The Omicron variant (bottom left) had a slightly higher binding affinity to human cell receptors than the Delta variant (top right), and a significantly higher affinity than the original coronavirus strain (top left)
Subramaniam’s team also examined the Omicron spike protein’s ability to evade both human antibodies and antibodies from monoclonal antibody treatments.
This analysis confirmed real-world data, showing that Omicron is more capable of evading antibodies than previous variants – meaning that treatments are less successful.
‘Notably, Omicron was less evasive of the immunity created by vaccines, compared to immunity stemming from natural infection in unvaccinated Covid patients,’ Subramaniam said.
‘This suggests that vaccination remains our best defense against the Omicron variant.’
Both the Omicron variant’s increased binding affinity and its capacity to evade antibodies are ‘likely contributing factors to its increased transmissibility,’ Subramaniam said.

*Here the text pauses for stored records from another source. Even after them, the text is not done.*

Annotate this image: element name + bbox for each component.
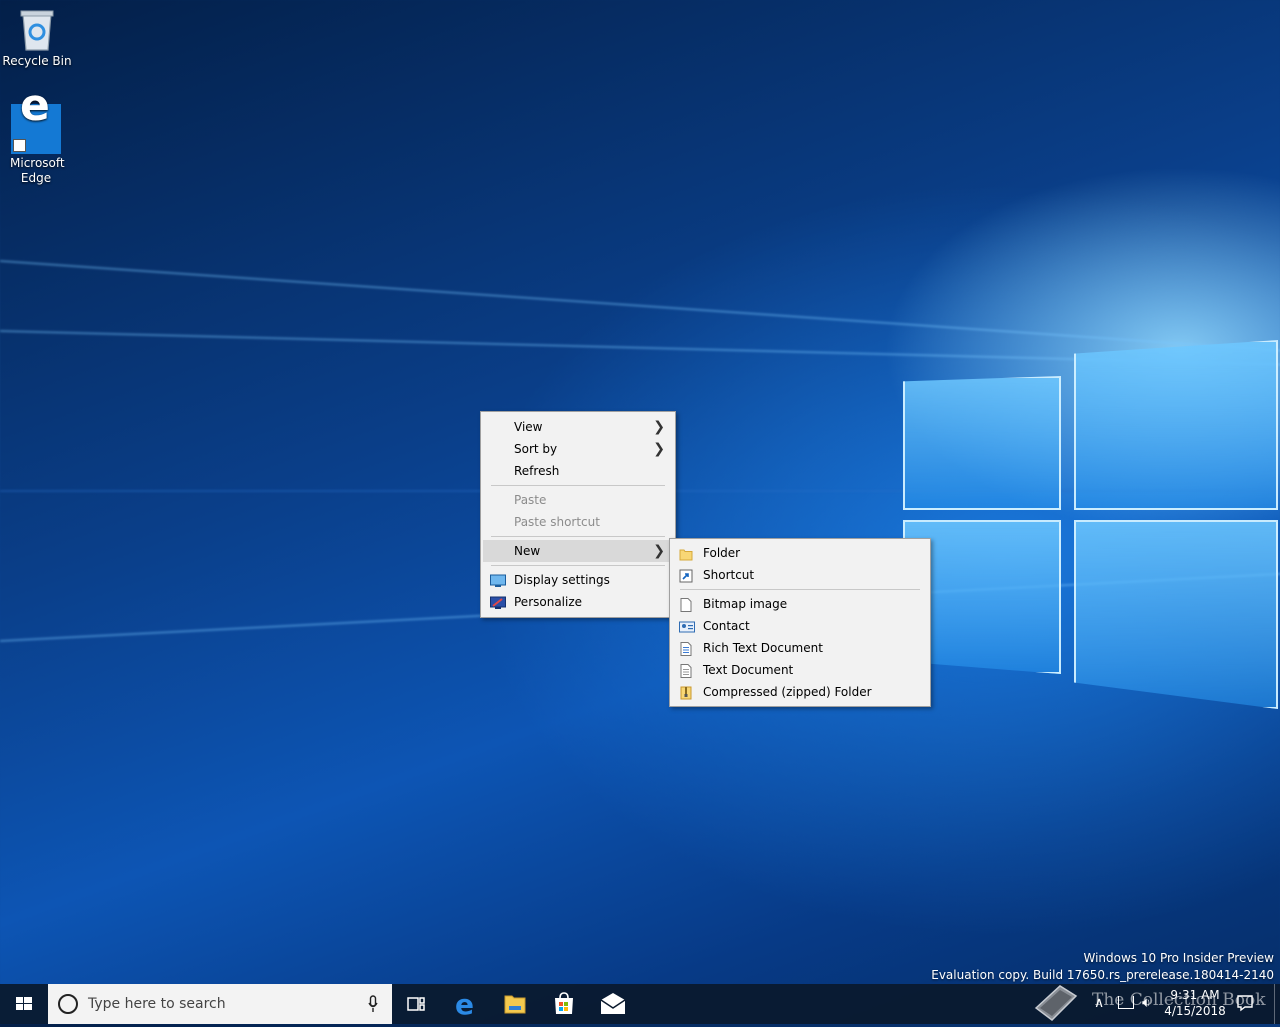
display-settings-icon (490, 573, 506, 587)
desktop-icon-label: Microsoft Edge (10, 156, 65, 185)
show-hidden-icons-button[interactable]: ∧ (1094, 995, 1104, 1011)
submenu-item-label: Bitmap image (703, 597, 788, 611)
chevron-right-icon: ❯ (653, 543, 665, 559)
light-beam (0, 260, 1280, 353)
mail-icon (600, 993, 626, 1014)
edge-icon: e (455, 988, 474, 1021)
watermark-line-2: Evaluation copy. Build 17650.rs_prerelea… (931, 968, 1274, 982)
bitmap-icon (679, 597, 693, 612)
store-icon (555, 992, 573, 1014)
clock-time: 9:31 AM (1170, 988, 1220, 1002)
zip-folder-icon (679, 685, 693, 700)
new-submenu: Folder Shortcut Bitmap image Contact Ric… (669, 538, 931, 707)
menu-separator (491, 485, 665, 486)
menu-item-label: Paste shortcut (514, 515, 600, 529)
submenu-item-label: Folder (703, 546, 741, 560)
desktop-icon-label: Recycle Bin (2, 54, 72, 68)
logo-pane-top-left (903, 376, 1061, 510)
menu-item-new[interactable]: New ❯ (483, 540, 673, 562)
shortcut-arrow-icon (13, 139, 26, 152)
submenu-item-compressed-folder[interactable]: Compressed (zipped) Folder (670, 681, 930, 703)
submenu-item-contact[interactable]: Contact (670, 615, 930, 637)
taskbar-store-button[interactable] (540, 984, 588, 1024)
cortana-icon (58, 994, 78, 1014)
menu-item-label: New (514, 544, 541, 558)
submenu-item-label: Rich Text Document (703, 641, 823, 655)
menu-item-label: Display settings (514, 573, 610, 587)
submenu-item-folder[interactable]: Folder (670, 542, 930, 564)
taskbar-search-box[interactable]: Type here to search (48, 984, 392, 1024)
action-center-button[interactable] (1236, 994, 1254, 1012)
menu-item-paste-shortcut[interactable]: Paste shortcut (481, 511, 675, 533)
clock[interactable]: 9:31 AM 4/15/2018 (1162, 987, 1228, 1019)
recycle-bin-icon (17, 8, 57, 52)
chevron-right-icon: ❯ (653, 441, 665, 457)
menu-item-label: Refresh (514, 464, 560, 478)
submenu-item-label: Shortcut (703, 568, 755, 582)
collection-book-logo-icon (1034, 985, 1078, 1021)
task-view-button[interactable] (392, 984, 440, 1024)
rich-text-icon (679, 641, 693, 656)
menu-separator (491, 536, 665, 537)
taskbar-file-explorer-button[interactable] (491, 984, 539, 1024)
desktop-icon-recycle-bin[interactable]: Recycle Bin (1, 8, 73, 69)
show-desktop-button[interactable] (1274, 984, 1280, 1024)
menu-item-paste[interactable]: Paste (481, 489, 675, 511)
menu-item-sort-by[interactable]: Sort by ❯ (481, 438, 675, 460)
logo-pane-top-right (1074, 340, 1278, 510)
file-explorer-icon (504, 995, 526, 1014)
task-view-icon (407, 997, 425, 1011)
edge-icon: e (11, 84, 61, 154)
menu-item-label: Personalize (514, 595, 583, 609)
menu-item-display-settings[interactable]: Display settings (481, 569, 675, 591)
menu-item-label: Paste (514, 493, 547, 507)
submenu-item-text-document[interactable]: Text Document (670, 659, 930, 681)
network-icon[interactable] (1118, 996, 1134, 1009)
contact-icon (679, 619, 695, 633)
taskbar: Type here to search e The Collection Boo… (0, 984, 1280, 1024)
text-document-icon (679, 663, 693, 678)
menu-item-label: View (514, 420, 543, 434)
logo-pane-bottom-right (1074, 520, 1278, 709)
menu-item-view[interactable]: View ❯ (481, 416, 675, 438)
submenu-item-label: Contact (703, 619, 750, 633)
shortcut-icon (679, 568, 693, 583)
watermark-line-1: Windows 10 Pro Insider Preview (1083, 951, 1274, 965)
volume-icon[interactable]: 🔉︎ (1142, 995, 1151, 1011)
submenu-item-label: Compressed (zipped) Folder (703, 685, 872, 699)
submenu-item-rich-text-document[interactable]: Rich Text Document (670, 637, 930, 659)
submenu-item-bitmap-image[interactable]: Bitmap image (670, 593, 930, 615)
taskbar-mail-button[interactable] (589, 984, 637, 1024)
start-button[interactable] (0, 984, 48, 1024)
personalize-icon (490, 595, 506, 609)
desktop-context-menu: View ❯ Sort by ❯ Refresh Paste Paste sho… (480, 411, 676, 618)
menu-separator (680, 589, 920, 590)
build-watermark: Windows 10 Pro Insider Preview Evaluatio… (931, 950, 1274, 984)
desktop-icon-microsoft-edge[interactable]: e Microsoft Edge (0, 84, 72, 186)
folder-icon (679, 546, 693, 561)
submenu-item-label: Text Document (703, 663, 794, 677)
search-placeholder: Type here to search (88, 996, 226, 1012)
chevron-right-icon: ❯ (653, 419, 665, 435)
windows-start-icon (16, 997, 32, 1010)
menu-item-personalize[interactable]: Personalize (481, 591, 675, 613)
menu-item-label: Sort by (514, 442, 558, 456)
menu-item-refresh[interactable]: Refresh (481, 460, 675, 482)
clock-date: 4/15/2018 (1164, 1004, 1226, 1018)
menu-separator (491, 565, 665, 566)
submenu-item-shortcut[interactable]: Shortcut (670, 564, 930, 586)
chevron-up-icon: ∧ (1094, 995, 1105, 1011)
microphone-icon[interactable] (368, 995, 378, 1013)
taskbar-edge-button[interactable]: e (443, 984, 491, 1024)
action-center-icon (1237, 995, 1253, 1012)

On Twitter, other scientists commented on Subramaniam’s team’s speed in analyzing the biology of a variant that was completely unknown one month ago.
While his team’s study has yet to be peer reviewed, it aligns with other recent research on Omicron’s capacity to spread rapidly.
Last week, a research team at Hong Kong University reported that the Omicron variant multiplies about 70 times faster than the Delta variant within the human respiratory tract, during the first day of a patient’s infection.
This fast replication in the respiratory tract suggests that, when someone infected with Omicron breathes, more virus particles are produced than with past variants.
Additional research on Omicron will provide more insight into treating patients infected with this variant, as well as patients infected with other variants that may mutate from Omicron.
‘A big focus for our team is identifying neutralizing antibodies that will be effective across the entire range of variants, and how those can be exploited to develop variant-resistant treatments,’ Subramaniam said.
‘That could help us get ahead of the variants once and for all.’